Previous research showed that AFB1 and AFM1 acted synergistically with hepatitis B virus (HBV), which resulted in the increased risk of liver carcinoma by 12-fold, while Zhang H. demonstrated similar effects of AFB1 and AFM1 in various cell types [56-58]. Then we found that the sequence of overall toxicity and oxidative damage degree of AF-treated groups was AFB1+AFM1 > AFB1 > AFM1, suggesting that the two aflatoxins might act synergistically, which deserved more attention and data in the further research.

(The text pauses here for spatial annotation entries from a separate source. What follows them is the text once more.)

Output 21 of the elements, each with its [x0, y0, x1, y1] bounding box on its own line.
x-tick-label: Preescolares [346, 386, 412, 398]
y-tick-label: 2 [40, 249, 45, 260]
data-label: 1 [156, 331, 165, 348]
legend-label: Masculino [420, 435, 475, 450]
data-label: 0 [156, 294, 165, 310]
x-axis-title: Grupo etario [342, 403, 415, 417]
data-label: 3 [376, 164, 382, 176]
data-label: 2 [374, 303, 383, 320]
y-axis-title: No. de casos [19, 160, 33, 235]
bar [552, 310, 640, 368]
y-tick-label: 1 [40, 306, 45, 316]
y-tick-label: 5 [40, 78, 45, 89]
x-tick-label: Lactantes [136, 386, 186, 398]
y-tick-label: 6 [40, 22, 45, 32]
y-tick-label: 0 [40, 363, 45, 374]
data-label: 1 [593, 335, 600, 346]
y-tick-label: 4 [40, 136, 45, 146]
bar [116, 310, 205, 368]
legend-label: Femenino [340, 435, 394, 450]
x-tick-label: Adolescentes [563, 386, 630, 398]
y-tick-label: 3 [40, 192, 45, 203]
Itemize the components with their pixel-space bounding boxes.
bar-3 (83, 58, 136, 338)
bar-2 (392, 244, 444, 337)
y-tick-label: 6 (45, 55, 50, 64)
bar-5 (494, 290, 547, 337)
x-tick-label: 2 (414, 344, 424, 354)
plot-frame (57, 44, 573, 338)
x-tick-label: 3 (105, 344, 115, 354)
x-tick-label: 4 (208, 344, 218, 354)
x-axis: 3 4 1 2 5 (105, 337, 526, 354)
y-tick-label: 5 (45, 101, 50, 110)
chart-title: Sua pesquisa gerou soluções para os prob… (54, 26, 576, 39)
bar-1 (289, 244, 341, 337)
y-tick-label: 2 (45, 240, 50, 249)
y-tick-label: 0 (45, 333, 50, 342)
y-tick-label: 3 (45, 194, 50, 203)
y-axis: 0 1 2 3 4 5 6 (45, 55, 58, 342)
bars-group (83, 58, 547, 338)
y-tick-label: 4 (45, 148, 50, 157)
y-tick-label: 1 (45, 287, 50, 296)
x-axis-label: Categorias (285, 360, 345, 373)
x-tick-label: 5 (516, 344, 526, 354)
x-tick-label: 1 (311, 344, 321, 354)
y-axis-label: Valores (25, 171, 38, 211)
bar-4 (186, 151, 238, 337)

In summary, we have identified a key metabolite of AFB1 and AFM1 treatment, L-proline, by metabonomic screening of liver extracts from mice treated with either AF or a combination. We have also shed light on the effect of the upstream sensor PRODH, which regulates the level of L-proline, leading to kidney damage through the induction of oxidative stress and apoptosis. As Figure 8 (TOC Graphic) showed, L-proline will be utilized to detoxify kidney damage caused by aflatoxins in mice model, and the related mechanism and specific action sites will be revealed and validated through transcriptomics detection and bioinformatic analysis. These findings improve our understanding of the risks associated with the ingestion of AFs and their metabolites and imply that the guidelines for food safety evaluation and AF limits in standard formulations should be modified accordingly.

Figure 8

TOC Graphic. With the 28-day administration of AFB1, AFM1, and AFB1+AFM1, mice serum biochemical indicators changed significantly; mice kidney tissue showed injury with different degrees, when compared with the control, indicating AFB1, AFM1, and AFB1+AFM1 caused kidney damage and activated oxidative reaction. Through metabonomics detection of kidney tissue, L-proline was verified to be the key metabolite in kidney tissue in response to these aflatoxins. Then in mechanism exploration part, PRODH was validated to be the upstream regulator of L-proline, which also induced downstream apoptosis.